AG TECH MAKES SENSE, IF IT KEEPS ITS PROMISES
We’re not there yet with cost outweighing returns in some cases, Toban Dyck writes.
Technology will make farms better. It will make them smarter. And technology will help farmers feed a world population expected to reach 9.8 billion by 2050. These are the promises tech companies are making.
As farmers, we want to believe that agricultural technologies have, for the first time in human history, successfully aligned our desire to possess the incredible things humans are capable of making with the need to make our farming operations more efficient and profitable.
We’re not there yet, though. The scale is lopsided, tipped in favour of desire over need. Many of these gadgets can do things that a previous generation would have regarded as magic or sorcery.
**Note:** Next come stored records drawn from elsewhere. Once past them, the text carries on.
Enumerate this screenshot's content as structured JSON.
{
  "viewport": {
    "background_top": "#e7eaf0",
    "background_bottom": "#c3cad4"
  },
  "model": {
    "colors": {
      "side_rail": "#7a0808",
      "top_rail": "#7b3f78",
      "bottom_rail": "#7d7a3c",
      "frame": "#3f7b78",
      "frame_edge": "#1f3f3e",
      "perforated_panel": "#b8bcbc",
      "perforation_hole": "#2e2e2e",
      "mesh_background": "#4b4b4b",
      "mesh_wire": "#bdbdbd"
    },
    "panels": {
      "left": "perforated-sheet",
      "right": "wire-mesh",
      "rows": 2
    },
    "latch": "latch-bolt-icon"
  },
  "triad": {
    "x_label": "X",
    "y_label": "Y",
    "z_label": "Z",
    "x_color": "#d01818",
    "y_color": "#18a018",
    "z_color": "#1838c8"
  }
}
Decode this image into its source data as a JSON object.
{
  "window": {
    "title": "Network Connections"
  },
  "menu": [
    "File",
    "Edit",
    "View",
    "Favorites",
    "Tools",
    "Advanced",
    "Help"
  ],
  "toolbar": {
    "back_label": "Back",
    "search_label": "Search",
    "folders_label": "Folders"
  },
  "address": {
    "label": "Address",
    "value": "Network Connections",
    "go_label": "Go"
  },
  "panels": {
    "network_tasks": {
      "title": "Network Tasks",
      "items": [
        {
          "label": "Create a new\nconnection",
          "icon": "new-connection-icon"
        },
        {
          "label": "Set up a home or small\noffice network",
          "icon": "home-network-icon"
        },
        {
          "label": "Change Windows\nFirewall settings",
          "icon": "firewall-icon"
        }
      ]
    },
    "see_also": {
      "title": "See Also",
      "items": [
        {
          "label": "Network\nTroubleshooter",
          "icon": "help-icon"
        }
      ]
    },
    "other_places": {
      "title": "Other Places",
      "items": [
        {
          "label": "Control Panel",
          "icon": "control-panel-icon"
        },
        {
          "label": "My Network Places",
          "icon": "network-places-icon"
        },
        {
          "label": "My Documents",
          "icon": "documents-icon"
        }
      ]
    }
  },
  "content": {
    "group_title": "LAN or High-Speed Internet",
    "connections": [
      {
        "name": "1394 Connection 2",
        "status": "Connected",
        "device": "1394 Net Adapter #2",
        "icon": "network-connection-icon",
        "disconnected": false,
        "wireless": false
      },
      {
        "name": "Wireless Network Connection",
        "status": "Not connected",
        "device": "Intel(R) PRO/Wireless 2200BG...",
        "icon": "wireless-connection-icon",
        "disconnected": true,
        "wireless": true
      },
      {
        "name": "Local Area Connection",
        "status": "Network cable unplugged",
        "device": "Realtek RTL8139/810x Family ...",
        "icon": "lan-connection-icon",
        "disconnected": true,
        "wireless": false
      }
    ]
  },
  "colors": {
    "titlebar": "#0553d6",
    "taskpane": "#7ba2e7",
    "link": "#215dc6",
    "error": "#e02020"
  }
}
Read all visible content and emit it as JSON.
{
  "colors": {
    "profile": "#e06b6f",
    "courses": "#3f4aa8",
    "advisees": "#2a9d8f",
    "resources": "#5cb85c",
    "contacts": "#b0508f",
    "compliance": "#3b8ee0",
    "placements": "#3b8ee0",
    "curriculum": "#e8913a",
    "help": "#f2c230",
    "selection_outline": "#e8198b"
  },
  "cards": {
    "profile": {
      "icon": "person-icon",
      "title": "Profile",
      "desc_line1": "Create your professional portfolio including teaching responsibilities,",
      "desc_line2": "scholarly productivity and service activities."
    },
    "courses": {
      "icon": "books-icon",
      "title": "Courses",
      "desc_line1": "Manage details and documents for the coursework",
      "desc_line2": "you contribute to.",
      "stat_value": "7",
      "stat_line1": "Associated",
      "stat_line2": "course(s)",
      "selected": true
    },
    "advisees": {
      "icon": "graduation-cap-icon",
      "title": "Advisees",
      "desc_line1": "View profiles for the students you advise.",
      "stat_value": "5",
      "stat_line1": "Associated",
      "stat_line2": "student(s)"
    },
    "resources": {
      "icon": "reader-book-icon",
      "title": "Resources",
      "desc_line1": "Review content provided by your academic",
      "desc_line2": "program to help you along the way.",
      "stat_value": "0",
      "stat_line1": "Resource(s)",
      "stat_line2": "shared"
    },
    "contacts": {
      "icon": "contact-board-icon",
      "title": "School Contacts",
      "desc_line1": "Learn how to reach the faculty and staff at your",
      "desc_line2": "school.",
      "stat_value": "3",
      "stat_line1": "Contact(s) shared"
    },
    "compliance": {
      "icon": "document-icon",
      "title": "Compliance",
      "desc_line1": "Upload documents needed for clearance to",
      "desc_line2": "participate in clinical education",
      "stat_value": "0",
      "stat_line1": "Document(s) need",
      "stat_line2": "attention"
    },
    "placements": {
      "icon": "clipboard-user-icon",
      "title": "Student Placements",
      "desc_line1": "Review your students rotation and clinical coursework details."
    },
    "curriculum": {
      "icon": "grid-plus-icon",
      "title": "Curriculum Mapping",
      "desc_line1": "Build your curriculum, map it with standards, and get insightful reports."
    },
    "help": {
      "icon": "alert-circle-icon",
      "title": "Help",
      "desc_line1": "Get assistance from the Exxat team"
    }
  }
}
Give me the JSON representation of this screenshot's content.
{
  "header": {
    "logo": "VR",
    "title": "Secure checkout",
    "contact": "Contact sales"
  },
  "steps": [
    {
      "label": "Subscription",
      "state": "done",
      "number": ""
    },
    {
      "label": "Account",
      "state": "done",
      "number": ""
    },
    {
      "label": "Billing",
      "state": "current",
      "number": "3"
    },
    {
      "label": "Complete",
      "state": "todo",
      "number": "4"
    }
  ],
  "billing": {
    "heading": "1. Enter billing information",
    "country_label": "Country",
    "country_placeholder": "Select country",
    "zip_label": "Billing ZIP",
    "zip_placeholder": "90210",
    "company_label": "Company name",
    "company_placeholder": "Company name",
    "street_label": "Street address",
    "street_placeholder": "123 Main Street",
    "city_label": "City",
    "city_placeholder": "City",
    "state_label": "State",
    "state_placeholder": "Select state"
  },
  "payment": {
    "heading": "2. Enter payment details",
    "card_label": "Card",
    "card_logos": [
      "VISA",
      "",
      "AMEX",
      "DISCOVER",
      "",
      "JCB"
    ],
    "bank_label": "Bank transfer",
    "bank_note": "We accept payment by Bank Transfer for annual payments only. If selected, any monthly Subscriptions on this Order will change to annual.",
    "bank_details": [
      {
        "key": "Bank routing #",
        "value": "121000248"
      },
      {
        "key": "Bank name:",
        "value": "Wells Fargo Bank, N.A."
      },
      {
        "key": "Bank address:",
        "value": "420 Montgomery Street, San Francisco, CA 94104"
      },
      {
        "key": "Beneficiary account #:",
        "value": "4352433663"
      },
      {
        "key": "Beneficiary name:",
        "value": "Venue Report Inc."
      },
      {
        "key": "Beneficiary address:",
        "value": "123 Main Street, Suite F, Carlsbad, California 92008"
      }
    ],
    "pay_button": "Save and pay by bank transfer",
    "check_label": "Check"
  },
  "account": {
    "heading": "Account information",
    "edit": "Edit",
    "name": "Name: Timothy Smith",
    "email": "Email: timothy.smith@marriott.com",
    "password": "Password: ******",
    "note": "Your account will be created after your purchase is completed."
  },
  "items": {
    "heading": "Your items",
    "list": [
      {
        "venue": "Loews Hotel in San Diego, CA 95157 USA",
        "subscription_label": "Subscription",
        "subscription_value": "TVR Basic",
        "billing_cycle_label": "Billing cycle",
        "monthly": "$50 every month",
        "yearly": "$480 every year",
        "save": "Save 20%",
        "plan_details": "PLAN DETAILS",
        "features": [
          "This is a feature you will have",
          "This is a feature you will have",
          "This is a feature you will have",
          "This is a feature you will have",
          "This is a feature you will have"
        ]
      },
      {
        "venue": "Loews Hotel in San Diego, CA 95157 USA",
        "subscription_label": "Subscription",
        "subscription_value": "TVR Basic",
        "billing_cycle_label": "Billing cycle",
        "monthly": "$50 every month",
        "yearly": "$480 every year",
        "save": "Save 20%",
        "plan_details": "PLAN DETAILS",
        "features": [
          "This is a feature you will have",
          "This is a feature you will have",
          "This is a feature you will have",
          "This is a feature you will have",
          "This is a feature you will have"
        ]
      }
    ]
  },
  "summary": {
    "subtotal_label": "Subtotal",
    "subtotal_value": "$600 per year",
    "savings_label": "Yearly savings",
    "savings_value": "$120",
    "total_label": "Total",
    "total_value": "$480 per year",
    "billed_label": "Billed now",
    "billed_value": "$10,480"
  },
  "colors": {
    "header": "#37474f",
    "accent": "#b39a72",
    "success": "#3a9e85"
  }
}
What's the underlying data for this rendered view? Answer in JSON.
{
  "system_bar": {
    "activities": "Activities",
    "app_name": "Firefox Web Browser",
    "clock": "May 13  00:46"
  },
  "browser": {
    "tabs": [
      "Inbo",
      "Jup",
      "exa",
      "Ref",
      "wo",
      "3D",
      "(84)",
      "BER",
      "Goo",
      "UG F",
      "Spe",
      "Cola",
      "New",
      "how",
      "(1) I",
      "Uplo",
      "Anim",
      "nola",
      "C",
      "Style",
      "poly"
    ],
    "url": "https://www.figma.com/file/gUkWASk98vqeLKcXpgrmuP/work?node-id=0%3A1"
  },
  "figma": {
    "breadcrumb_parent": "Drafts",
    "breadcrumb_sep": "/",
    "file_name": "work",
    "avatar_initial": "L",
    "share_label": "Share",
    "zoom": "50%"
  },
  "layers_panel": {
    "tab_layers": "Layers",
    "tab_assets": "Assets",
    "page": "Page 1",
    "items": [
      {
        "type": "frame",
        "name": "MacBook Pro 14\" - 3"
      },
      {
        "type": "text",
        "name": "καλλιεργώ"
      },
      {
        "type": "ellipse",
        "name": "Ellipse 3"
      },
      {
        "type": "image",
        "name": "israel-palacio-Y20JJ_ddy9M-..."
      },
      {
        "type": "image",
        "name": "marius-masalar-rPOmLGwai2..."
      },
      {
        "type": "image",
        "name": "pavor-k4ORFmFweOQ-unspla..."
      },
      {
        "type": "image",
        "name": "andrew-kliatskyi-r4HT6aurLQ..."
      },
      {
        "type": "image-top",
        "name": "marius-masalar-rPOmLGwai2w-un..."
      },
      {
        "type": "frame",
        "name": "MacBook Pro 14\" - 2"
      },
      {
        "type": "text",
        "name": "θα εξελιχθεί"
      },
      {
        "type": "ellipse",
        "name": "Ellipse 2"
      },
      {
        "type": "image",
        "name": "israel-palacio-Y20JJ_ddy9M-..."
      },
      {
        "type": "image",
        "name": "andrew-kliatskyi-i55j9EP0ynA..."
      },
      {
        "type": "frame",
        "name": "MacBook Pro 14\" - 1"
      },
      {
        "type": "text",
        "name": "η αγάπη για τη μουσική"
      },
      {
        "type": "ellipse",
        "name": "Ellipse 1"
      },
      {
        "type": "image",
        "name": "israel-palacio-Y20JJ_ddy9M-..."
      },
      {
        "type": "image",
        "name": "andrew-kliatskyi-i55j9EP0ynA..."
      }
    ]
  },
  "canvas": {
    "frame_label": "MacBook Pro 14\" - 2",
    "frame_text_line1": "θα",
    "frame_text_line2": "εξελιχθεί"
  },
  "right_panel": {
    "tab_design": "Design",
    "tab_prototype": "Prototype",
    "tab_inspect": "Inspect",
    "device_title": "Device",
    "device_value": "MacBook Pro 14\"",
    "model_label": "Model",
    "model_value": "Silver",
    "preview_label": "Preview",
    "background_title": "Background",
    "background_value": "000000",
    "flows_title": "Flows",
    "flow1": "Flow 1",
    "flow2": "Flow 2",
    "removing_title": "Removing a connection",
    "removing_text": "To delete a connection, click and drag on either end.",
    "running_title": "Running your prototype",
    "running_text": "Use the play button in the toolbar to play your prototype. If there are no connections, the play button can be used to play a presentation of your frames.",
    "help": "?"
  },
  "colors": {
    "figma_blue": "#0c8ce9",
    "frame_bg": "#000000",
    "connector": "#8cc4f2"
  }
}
For some, that sentiment alone is enough to warrant the suspension of disbelief over the actual benefits of these technologies.
But, advancements in agricultural technologies will not break down the political barriers that keep our production surpluses from entering the markets where much of the population growth is expected to take place. And ag tech comes at a cost, which in some cases outweighs its returns.
Ag technology is expensive, fiscally and otherwise. In many cases, it’s something farmers don’t fully own. And that’s a foreign and off-putting concept to a sector that is used to being independent and owning the things it buys.
Farm machinery companies are putting out products that in some cases the farmer doesn’t have the right to repair or fully own. And some of these implements cost north of $500,000. The electronics packages in some of these machines are so advanced that the companies making them are fighting to get the legal backing to consider the series of wires and screens in my harvester as their intellectual property.
Some eager tech adopters are letting these unsolved problems go on the hope that their operations will be better for it. Others, however, are not going down without a fight.
There is a groundswell of farmers across North America involved in a right-to-repair movement, lobbying lawmakers to make sure it remains a farmers right to work on his or own machinery.
Every farmer I know of has an impressive workshop, full of tools they know how to use.
Fixing software, however, whether farmers are allowed to or not, is not so easy.
Tablet-run farm management software promises to integrate data, share it — say, with a farm’s agronomist — through cloud-like platforms and give the farmer the information needed to make smart, sustainable decisions. But, getting setup with such a system is expensive and most of these programs require annual subscriptions and have other in-app spending opportunities.
Farmers also pay a royalty on most of the seed they buy. It’s a tech fee, really. It’s a levy that pays for the chemistries and biological technologies contained in the seeds and it’s a fee that ensures seed companies are able to keep producing varieties aimed at increasing food production. Seed is expensive. Chemical is expensive.
The tech boom has legs on the assumption that it’s better to know than not to know.
The ability to analyze my growing season at an almost plant-by-plant level of detail would be interesting. And current tech would allow me to do that.
The mapping capabilities, the advancements made in sensors, and the ability for most our machines to talk to each other have made farming a fun and attractive arena to play in.
It’s good to know and it’s okay to spend money on acquiring information, but on operations such as farms where cash flow is much higher than profits, the tech we’re paying for needs to produce recommendations or increased yields. It has to be practical.
Things change. The way I farm isn’t the way my grandparents farmed. I am slowly adopting some of these technologies, as it makes sense to do so. We’ll need new technologies on our farms in order to meet production demands, and tech allowing farmers to be more precise about the chemicals they use and the amount of seeds they put down into the soil can be beneficial, if they do as promised.